ST: It is everything. It is not about being together all the time and collaborating, it is more about being in an environment that allows you to work on your business in a functional space probably 80 per cent of the time and then have the ability to come together with people who see the benefit of stepping outside their tribe to open up new ways of approaching the present and the future the other 20 per cent of the time. The “disruption” that is happening across and within industries is creating a lot of questions for everyone, regardless of whether you are an individual working from home alone, a small firm, a medium firm or even a large corporate. If you work in isolation to some extent you are less likely to find answers, but if you move outside of your normal network, then you increase the probability of getting a spark or an idea you wouldn't otherwise. The benefit of a community is linked to the diversity and the curation of people from all walks of life.
What about the mixture of different fields in one work space entices you?
ST: The best ergonomics happen when people move around as many times as possible during the day – it is not about how the chair adjusts! I love to create spaces that allow people to explore and use different areas depending on their activity at the time and also how they feel. Some days we are more extroverted than others and some days we are more introverted. We all have different personalities and preferences so designing for that diversity to ensure it is functional and people feel at home is a challenge and it's exciting.
Why do you think the word “club” is so powerful?
ST: People are becoming lonelier and disconnected today even though we are more technologically connected than ever. Having a place, a club to go to and enjoy quality face-to-face analog experiences, where that sense of community is inherent, will become increasingly important.

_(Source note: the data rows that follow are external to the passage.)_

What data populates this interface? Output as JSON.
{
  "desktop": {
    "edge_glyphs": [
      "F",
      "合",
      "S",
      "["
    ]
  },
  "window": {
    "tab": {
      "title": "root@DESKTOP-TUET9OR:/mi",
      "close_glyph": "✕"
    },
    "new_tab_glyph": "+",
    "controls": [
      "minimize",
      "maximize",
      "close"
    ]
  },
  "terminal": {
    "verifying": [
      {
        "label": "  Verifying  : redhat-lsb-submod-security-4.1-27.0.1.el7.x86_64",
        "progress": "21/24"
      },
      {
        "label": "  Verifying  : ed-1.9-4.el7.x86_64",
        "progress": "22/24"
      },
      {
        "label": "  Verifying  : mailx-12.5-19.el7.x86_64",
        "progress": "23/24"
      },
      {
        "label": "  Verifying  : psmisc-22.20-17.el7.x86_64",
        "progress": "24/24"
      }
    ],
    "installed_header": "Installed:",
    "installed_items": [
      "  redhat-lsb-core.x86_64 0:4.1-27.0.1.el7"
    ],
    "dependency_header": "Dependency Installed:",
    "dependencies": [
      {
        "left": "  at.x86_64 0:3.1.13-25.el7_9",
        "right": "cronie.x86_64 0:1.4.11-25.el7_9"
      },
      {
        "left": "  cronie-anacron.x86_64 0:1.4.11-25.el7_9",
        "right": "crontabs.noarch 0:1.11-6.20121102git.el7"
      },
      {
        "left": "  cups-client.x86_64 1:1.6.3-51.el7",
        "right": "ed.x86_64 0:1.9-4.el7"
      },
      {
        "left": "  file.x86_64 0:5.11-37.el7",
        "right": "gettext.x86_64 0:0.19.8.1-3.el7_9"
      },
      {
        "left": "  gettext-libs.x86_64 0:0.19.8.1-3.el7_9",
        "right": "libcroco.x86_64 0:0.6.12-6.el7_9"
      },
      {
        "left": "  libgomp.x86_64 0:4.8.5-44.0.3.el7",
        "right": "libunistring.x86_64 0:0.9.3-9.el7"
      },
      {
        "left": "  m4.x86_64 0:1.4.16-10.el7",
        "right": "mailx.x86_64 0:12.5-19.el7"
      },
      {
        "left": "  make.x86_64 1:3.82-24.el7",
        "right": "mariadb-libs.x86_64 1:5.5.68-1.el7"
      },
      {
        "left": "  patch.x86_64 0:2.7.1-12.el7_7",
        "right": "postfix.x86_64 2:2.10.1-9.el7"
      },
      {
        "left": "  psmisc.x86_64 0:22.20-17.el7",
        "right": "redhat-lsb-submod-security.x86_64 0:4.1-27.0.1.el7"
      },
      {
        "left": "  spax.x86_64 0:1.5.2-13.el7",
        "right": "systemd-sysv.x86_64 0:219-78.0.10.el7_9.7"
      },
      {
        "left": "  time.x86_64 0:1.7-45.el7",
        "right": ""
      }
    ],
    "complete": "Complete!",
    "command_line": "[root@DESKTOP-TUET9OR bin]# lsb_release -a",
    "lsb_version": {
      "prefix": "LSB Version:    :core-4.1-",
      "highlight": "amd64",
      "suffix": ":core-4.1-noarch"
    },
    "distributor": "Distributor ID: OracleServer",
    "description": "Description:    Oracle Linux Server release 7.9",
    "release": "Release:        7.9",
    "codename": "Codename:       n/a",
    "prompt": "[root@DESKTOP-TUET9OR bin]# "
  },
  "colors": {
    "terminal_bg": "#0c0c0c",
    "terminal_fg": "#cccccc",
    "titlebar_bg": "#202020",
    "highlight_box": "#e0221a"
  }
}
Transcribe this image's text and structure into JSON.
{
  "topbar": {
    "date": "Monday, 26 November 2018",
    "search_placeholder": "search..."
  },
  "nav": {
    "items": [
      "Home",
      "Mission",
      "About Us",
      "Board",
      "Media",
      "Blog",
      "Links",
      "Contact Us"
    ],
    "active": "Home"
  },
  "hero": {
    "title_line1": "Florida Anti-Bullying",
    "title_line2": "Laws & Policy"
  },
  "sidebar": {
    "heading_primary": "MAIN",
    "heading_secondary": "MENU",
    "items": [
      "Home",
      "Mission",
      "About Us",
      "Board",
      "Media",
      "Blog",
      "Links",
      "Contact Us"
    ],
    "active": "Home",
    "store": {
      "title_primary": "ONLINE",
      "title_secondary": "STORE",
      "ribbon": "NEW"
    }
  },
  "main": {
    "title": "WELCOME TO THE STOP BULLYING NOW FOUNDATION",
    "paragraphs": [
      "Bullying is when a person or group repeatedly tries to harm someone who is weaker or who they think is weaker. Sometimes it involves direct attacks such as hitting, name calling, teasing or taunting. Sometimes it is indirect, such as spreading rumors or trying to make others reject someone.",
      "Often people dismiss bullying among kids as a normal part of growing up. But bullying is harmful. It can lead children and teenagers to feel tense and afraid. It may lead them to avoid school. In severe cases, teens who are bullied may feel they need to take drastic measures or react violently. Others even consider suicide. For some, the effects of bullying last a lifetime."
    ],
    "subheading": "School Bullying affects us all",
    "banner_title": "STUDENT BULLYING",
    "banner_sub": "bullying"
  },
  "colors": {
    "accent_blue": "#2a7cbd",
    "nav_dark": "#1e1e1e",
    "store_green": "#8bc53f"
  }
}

What is the connection between wellness and the work space?
ST: Wellness is not something that is for outside of work. I look at this holistically – right down to the food that we serve members, the physical environment and how that supports [members] mentally. I believe it comes down to the texture of all the materials used and the integrity of those materials. When you create experiences that trigger the senses, such as the smell of old leather-bound books or a texture that’s earthy in an office environment, it supports wellness.